Warwick is a novel about Richard Neville, the Earl of Warwick who was also known as The Kingmaker. He is credited with putting Edward IV on the throne during the Wars of the Roses, a 15th century conflict between two branches of the Plantagenet family – the Lancasters and the Yorks.
I liked this portrayal of Warwick, he did seem a bit stiff sometimes – too good – but I liked that it wasn’t the standard textbook version of him you always see. Normally when you read a book about the Wars of the Roses, Warwick is portrayed as an extremely ambitious man and while he is ambitious in this novel we also get to see a more human side of him. Yes, the Warwick in this book chooses the course most advantageous to him and his family but we see the reasons and emotions behind his decisions. Some would have us believe that Warwick changed sides in the conflict simply because he was furious at Edward for marrying Elizabeth Woodville but it is much more complex that that. After that he was prepared to do whatever it took to see one of his daughters on the throne and he was was ultimately successful in this, if only briefly. This Warwick is portrayed as a man of intelligence and forethought, NOT JUST ruthless ambition. In this novel you see more of his personal relationships with people – his father, his brother, his wife, his mistress, etc.

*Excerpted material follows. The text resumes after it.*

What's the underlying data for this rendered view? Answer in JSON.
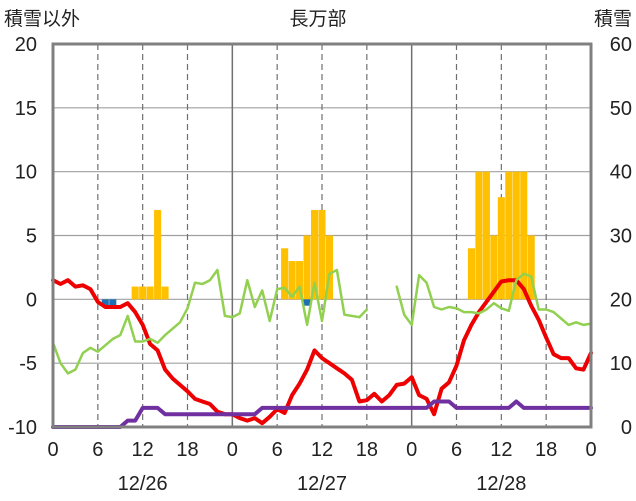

There is a really good balance between the battles of the time and the story of the man himself. This is a book that, really, could be read by anyone, there is a perfect balance between the battles and the love story to suit everyone. Unlike other books that are aimed at one genre or the other this has just enough of both and not too much of either. The romance in Riches’ books isn’t cheesy. The level of historical detail is excellent. There is accuracy in the context. It is apparent that Riches did and enormous amount of research. Warwick as a character develops throughout the novel. The only slight criticism I have is that the book seemed to focus on the big events without really touching on what happened in between but I understand that trying to fit such a big time period into 300-odd pages is a hard task. It was really easy to read, even the parts about the battles but it wasn’t dumbed down. The story flowed well. It could have been a bit longer, as I said before it felt like it squashed a lot into it’s 300 pages and skimmed some pieces of important history but I still really enjoyed it. This book is not as polished as Riches other two novels, Owen and Jasper but I think this was my favourite out of the three.
This was a great insight into a very turbulent time in history and a good portrayal of a man we usually only see as a side character in books about Edward IV or Elizabeth Woodville. You don’t often see novels focusing solely on him so it was nice to see him brought into the limelight. He was someone who drove and changed history and deserves to be looked at in more depth.